A closely watched part of the U.S. Treasury yield curve measuring the gap between yields on two- and 10-year Treasury notes, seen as an indicator of economic expectations, narrowed to negative 36.3 basis points.

The seven-year yield rose to 4.64% from 4.56%. An auction on Wednesday of $44 billion in U.S. seven-year debt resulted in a high yield of 4.65%, above the expected rate.

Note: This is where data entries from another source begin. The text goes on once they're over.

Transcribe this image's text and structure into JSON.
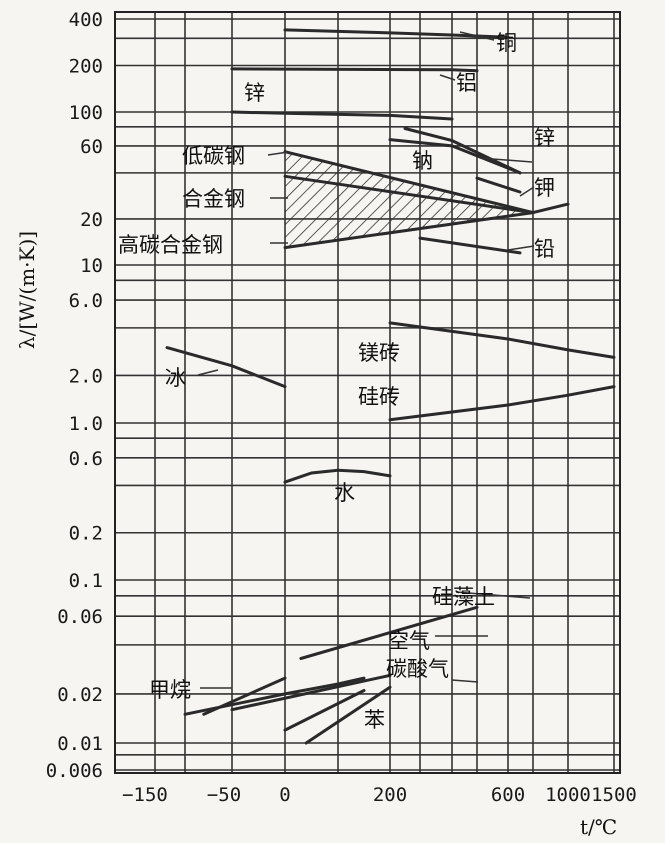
{
  "chart_data": {
    "type": "line",
    "title": "",
    "xlabel": "t/℃",
    "ylabel": "λ/[W/(m·K)]",
    "y_scale": "log",
    "ylim": [
      0.006,
      400
    ],
    "x_tick_labels": [
      "−150",
      "−50",
      "0",
      "200",
      "600",
      "1000",
      "1500"
    ],
    "y_tick_labels": [
      "400",
      "200",
      "100",
      "60",
      "20",
      "10",
      "6.0",
      "2.0",
      "1.0",
      "0.6",
      "0.2",
      "0.1",
      "0.06",
      "0.02",
      "0.01",
      "0.006"
    ],
    "x_grid_values": [
      -150,
      -100,
      -50,
      0,
      100,
      200,
      300,
      400,
      500,
      600,
      800,
      1000,
      1500
    ],
    "y_grid_values": [
      400,
      300,
      200,
      100,
      80,
      60,
      40,
      20,
      10,
      8,
      6,
      4,
      2,
      1,
      0.8,
      0.6,
      0.4,
      0.2,
      0.1,
      0.08,
      0.06,
      0.04,
      0.02,
      0.01,
      0.008,
      0.006
    ],
    "grid": true,
    "series": [
      {
        "name": "铜",
        "x": [
          0,
          200,
          400,
          600
        ],
        "y": [
          340,
          325,
          315,
          305
        ]
      },
      {
        "name": "铝",
        "x": [
          -50,
          400,
          500
        ],
        "y": [
          190,
          188,
          185
        ]
      },
      {
        "name": "锌",
        "x": [
          -50,
          0,
          200,
          400
        ],
        "y": [
          100,
          98,
          95,
          90
        ]
      },
      {
        "name": "锌",
        "x": [
          250,
          400,
          700
        ],
        "y": [
          78,
          65,
          40
        ]
      },
      {
        "name": "钠",
        "x": [
          200,
          400,
          700
        ],
        "y": [
          66,
          60,
          40
        ]
      },
      {
        "name": "钾",
        "x": [
          500,
          700
        ],
        "y": [
          37,
          30
        ]
      },
      {
        "name": "铅",
        "x": [
          300,
          700
        ],
        "y": [
          15,
          12
        ]
      },
      {
        "name": "低碳钢",
        "x": [
          0,
          800
        ],
        "y": [
          55,
          22
        ]
      },
      {
        "name": "合金钢",
        "x": [
          0,
          800
        ],
        "y": [
          38,
          22
        ]
      },
      {
        "name": "高碳合金钢",
        "x": [
          0,
          800
        ],
        "y": [
          13,
          22
        ]
      },
      {
        "name": "高碳合金钢",
        "x": [
          800,
          1000
        ],
        "y": [
          22,
          25
        ]
      },
      {
        "name": "镁砖",
        "x": [
          200,
          600,
          1000,
          1500
        ],
        "y": [
          4.3,
          3.4,
          2.9,
          2.6
        ]
      },
      {
        "name": "硅砖",
        "x": [
          200,
          600,
          1000,
          1500
        ],
        "y": [
          1.05,
          1.3,
          1.5,
          1.7
        ]
      },
      {
        "name": "冰",
        "x": [
          -130,
          -50,
          0
        ],
        "y": [
          3.0,
          2.3,
          1.7
        ]
      },
      {
        "name": "水",
        "x": [
          0,
          50,
          100,
          150,
          200
        ],
        "y": [
          0.42,
          0.48,
          0.5,
          0.49,
          0.46
        ]
      },
      {
        "name": "硅藻土",
        "x": [
          30,
          500
        ],
        "y": [
          0.033,
          0.068
        ]
      },
      {
        "name": "空气",
        "x": [
          -100,
          0,
          100,
          150
        ],
        "y": [
          0.015,
          0.02,
          0.023,
          0.025
        ]
      },
      {
        "name": "甲烷",
        "x": [
          -80,
          0
        ],
        "y": [
          0.015,
          0.025
        ]
      },
      {
        "name": "碳酸气",
        "x": [
          -50,
          200
        ],
        "y": [
          0.016,
          0.026
        ]
      },
      {
        "name": "苯",
        "x": [
          0,
          150
        ],
        "y": [
          0.012,
          0.021
        ]
      },
      {
        "name": "苯",
        "x": [
          40,
          200
        ],
        "y": [
          0.01,
          0.022
        ]
      }
    ],
    "labels": [
      "铜",
      "铝",
      "锌",
      "锌",
      "钠",
      "钾",
      "铅",
      "低碳钢",
      "合金钢",
      "高碳合金钢",
      "镁砖",
      "硅砖",
      "冰",
      "水",
      "硅藻土",
      "空气",
      "甲烷",
      "碳酸气",
      "苯"
    ],
    "hatched_band": [
      "低碳钢",
      "合金钢",
      "高碳合金钢"
    ]
  }
}
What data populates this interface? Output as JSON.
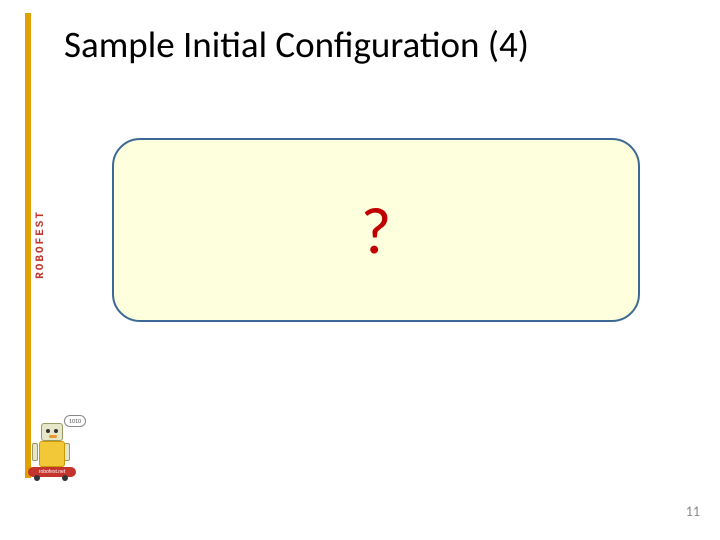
{
  "title": "Sample Initial Configuration (4)",
  "question_mark": "?",
  "page_number": "11",
  "sidebar": {
    "logo_text": "ROBOFEST",
    "robot_base_text": "robofest.net",
    "speech_text": "1010"
  },
  "colors": {
    "accent_bar": "#e2a100",
    "box_background": "#feffdc",
    "box_border": "#3b6894",
    "question_mark": "#c00000",
    "page_number": "#888888",
    "robofest_red": "#c4342d",
    "robot_yellow": "#f2c838"
  }
}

This raised concerns about demand for government debt after lackluster auctions of U.S. two-year and five-year notes on Tuesday.

In currencies, the dollar index, which measures the greenback against a basket of currencies, gained 0.44% to 105.12, with the euro down 0.51% at $1.08.

Against the Japanese yen, the dollar strengthened 0.34% to 157.69, after hitting its highest level since May 1.

Oil prices eased on worries over weak U.S. gasoline demand and concerns the Fed will keep interest rates higher for longer.

U.S. crude settled down 0.75% at $79.23 a barrel and Brent fell 0.74% at $83.60 per barrel.

Spot gold lost 1.01% to $2,337.07 an ounce as a stronger dollar, higher bond yields and hawkish comments from a Fed official on Tuesday still weighed on sentiment.